Players are reportedly divided about the season resuming amid the COVID-19 crisis and unrest in the United States, where there have been nationwide protests after the death of George Floyd while in police custody in Minneapolis on May 25.
Commissioner Adam Silver admitted the league's planned resumption "may not be for everyone" but he is confident player concerns will be addressed.
Kyrie Irving and Dwight Howard are among those to have questioned whether the league should return amid the Black Lives Matter protests, and Portland Trail Blazers guard Lillard understands their point of view.
"I don't feel 100 per cent, but it's a risk that I'm willing to take," Lillard said to ESPN about playing when the NBA returns.
"This is what we do. This is our job and this is how we take care of our families.
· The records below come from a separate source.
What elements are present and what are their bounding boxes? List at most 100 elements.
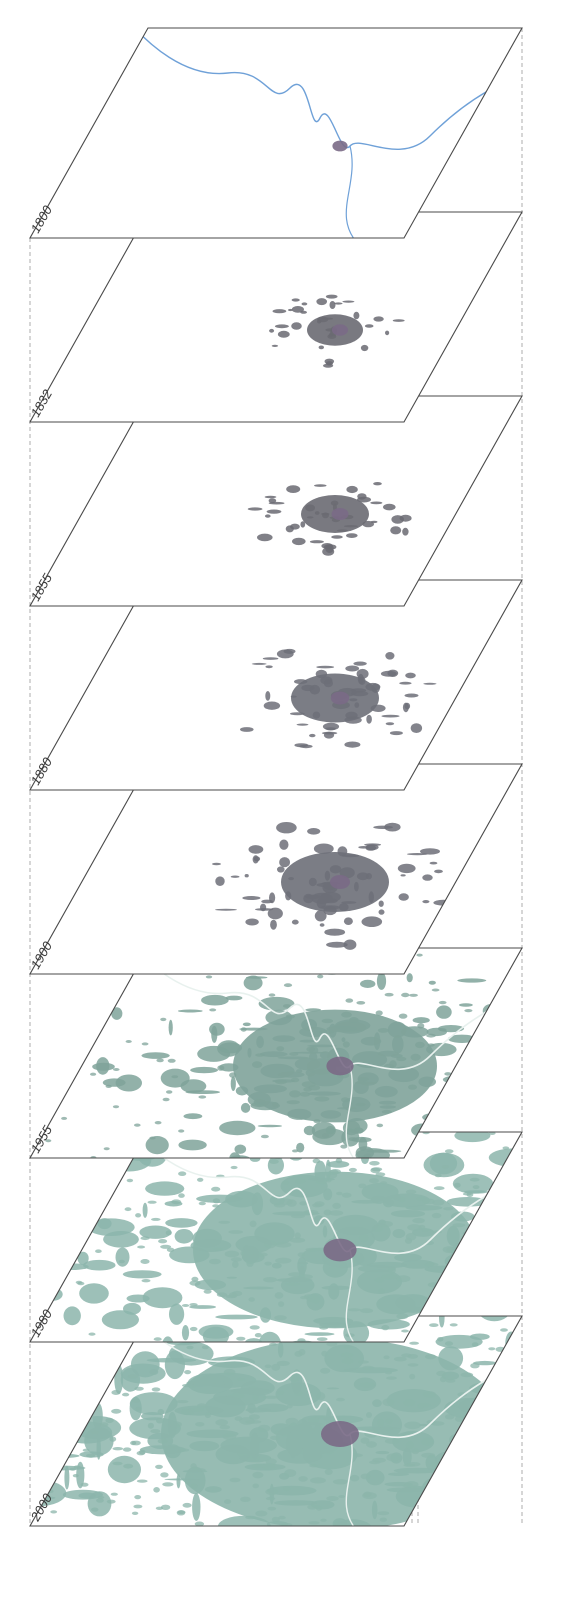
- urban-patch: [141, 1052, 170, 1059]
- urban-patch: [314, 484, 327, 487]
- urban-fragment: [281, 1180, 290, 1185]
- urban-patch: [139, 1225, 172, 1239]
- urban-fragment: [444, 1341, 454, 1346]
- urban-fragment: [112, 1105, 120, 1109]
- urban-fragment: [178, 1171, 187, 1176]
- urban-patch: [479, 1407, 522, 1436]
- urban-fragment: [141, 1279, 151, 1283]
- urban-fragment: [212, 1204, 220, 1208]
- urban-patch: [53, 1388, 99, 1401]
- urban-fragment: [190, 1483, 198, 1489]
- urban-patch: [164, 1350, 185, 1380]
- urban-fragment: [381, 1109, 392, 1114]
- urban-patch: [276, 649, 294, 659]
- urban-fragment: [252, 1393, 259, 1401]
- urban-fragment: [369, 1178, 379, 1184]
- urban-fragment: [303, 1087, 312, 1092]
- urban-fragment: [424, 1262, 439, 1268]
- urban-patch: [331, 535, 343, 539]
- urban-fragment: [69, 1467, 77, 1471]
- urban-fragment: [328, 1210, 344, 1216]
- urban-patch: [308, 1545, 316, 1550]
- urban-fragment: [396, 1056, 407, 1062]
- urban-fragment: [314, 1096, 330, 1102]
- urban-fragment: [321, 1350, 328, 1357]
- urban-patch: [129, 1392, 178, 1416]
- urban-fragment: [224, 1499, 232, 1504]
- urban-fragment: [113, 1068, 120, 1071]
- urban-patch: [55, 1383, 67, 1397]
- urban-fragment: [377, 1220, 393, 1228]
- urban-fragment: [313, 1119, 321, 1124]
- urban-fragment: [96, 1498, 104, 1503]
- urban-fragment: [118, 1259, 125, 1264]
- urban-fragment: [223, 1368, 236, 1376]
- layer-1900: [29, 763, 523, 975]
- river-line: [117, 1316, 522, 1439]
- urban-fragment: [248, 1297, 255, 1302]
- urban-fragment: [186, 1345, 194, 1350]
- urban-fragment: [349, 1474, 360, 1482]
- urban-patch: [211, 1025, 218, 1043]
- urban-patch: [545, 1447, 562, 1468]
- urban-fragment: [338, 1495, 346, 1498]
- urban-fragment: [320, 1518, 327, 1522]
- urban-fragment: [124, 1207, 132, 1212]
- urban-patch: [481, 1594, 509, 1603]
- urban-fragment: [436, 1370, 447, 1377]
- urban-fragment: [45, 1139, 52, 1143]
- urban-fragment: [454, 1416, 465, 1422]
- urban-patch: [390, 526, 402, 535]
- urban-fragment: [335, 1158, 343, 1164]
- urban-fragment: [431, 988, 440, 992]
- urban-fragment: [471, 1342, 479, 1347]
- urban-fragment: [252, 1471, 264, 1479]
- layer-map-content: [269, 294, 405, 368]
- urban-patch: [217, 1040, 241, 1057]
- urban-patch: [314, 910, 327, 922]
- urban-patch: [355, 1148, 391, 1158]
- urban-patch: [146, 1357, 197, 1363]
- urban-fragment: [381, 1324, 390, 1331]
- urban-fragment: [444, 1072, 452, 1076]
- urban-fragment: [267, 1506, 277, 1511]
- urban-patch: [549, 1261, 562, 1280]
- urban-fragment: [433, 1186, 445, 1191]
- urban-fragment: [105, 1417, 114, 1424]
- layer-map-content: [212, 822, 454, 950]
- urban-patch: [296, 723, 309, 726]
- urban-fragment: [151, 1387, 161, 1392]
- urban-fragment: [298, 1476, 308, 1482]
- urban-fragment: [125, 1040, 132, 1043]
- urban-fragment: [326, 1341, 338, 1347]
- urban-patch: [288, 308, 293, 312]
- river-line: [117, 28, 522, 150]
- urban-fragment: [275, 1079, 287, 1085]
- urban-fragment: [123, 1463, 134, 1469]
- urban-fragment: [111, 1408, 122, 1414]
- urban-fragment: [162, 1097, 170, 1102]
- urban-patch: [322, 547, 335, 556]
- urban-fragment: [134, 1123, 141, 1127]
- urban-patch: [470, 1265, 515, 1273]
- urban-fragment: [379, 1517, 387, 1522]
- urban-fragment: [88, 1332, 96, 1336]
- urban-fragment: [360, 1308, 374, 1314]
- urban-fragment: [273, 1202, 286, 1208]
- urban-fragment: [396, 1313, 409, 1320]
- urban-fragment: [82, 1448, 90, 1452]
- urban-fragment: [328, 1169, 339, 1176]
- urban-patch: [539, 1259, 562, 1272]
- urban-fragment: [336, 1191, 343, 1196]
- urban-patch: [405, 672, 416, 679]
- urban-fragment: [255, 1510, 268, 1517]
- urban-patch: [30, 1181, 49, 1192]
- urban-patch: [441, 1504, 498, 1512]
- urban-fragment: [274, 1315, 287, 1321]
- urban-fragment: [358, 1077, 369, 1082]
- urban-fragment: [292, 1149, 299, 1153]
- urban-fragment: [137, 1245, 146, 1249]
- urban-patch: [10, 1266, 22, 1268]
- urban-patch: [311, 1121, 336, 1139]
- urban-patch: [540, 1537, 562, 1561]
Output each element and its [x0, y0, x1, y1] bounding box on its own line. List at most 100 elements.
And also this is my way of providing for communities, impacting in my community.
"So, to play the game I love, to resume the season, I guess this is a risk that I'm willing to take.
"With the pandemic that we've been in over the course of a few months, I think basketball would have been or will be great for that.
"It will be us getting back to somewhat normalcy, of having our athletes on TV playing and doing what we do.
"But I think as far as the racial injustice, I think that is where a lot of the struggle is for a lot of athletes.
"Our league is made up of so many African-American players and a lot of our hearts are with our people, our minds are with our people and we feel like we should be a part of that fight.
"That is what the struggle is. That's what you hear in a lot of guys coming out saying maybe we should be focused on that instead of worrying about going back in and jumping into this season.
"I can only speak for myself, but I think it goes for other guys as well, we are the financial support for our families and for a lot of our community.
"We bring a lot of that financial responsibility to support black businesses and black communities. So it makes a lot of sense for us from that standpoint.
"But a lot of guys in the league have a point. I think Kyrie and Dwight have a point. You know, so I understand it all."
Five-time All Star Lillard conceded it would be a strange feeling to return after all that has happened over the past few months.
"It's something that none of us have experienced in our lifetime," he said.
"I mean, the world literally shut down - I don't know if that's ever happened or when was the last time it did, if it has happened. But I think it'll be difficult, to say the least, because a lot of our hearts are with our people.
"So that's hard to go out there and be your best self, or the best version of yourself as an athlete, when something isn't sitting right with you personally.
"That's something that's not just going to go away. So we're not sure how it's gonna go. But we're gonna see when we get there."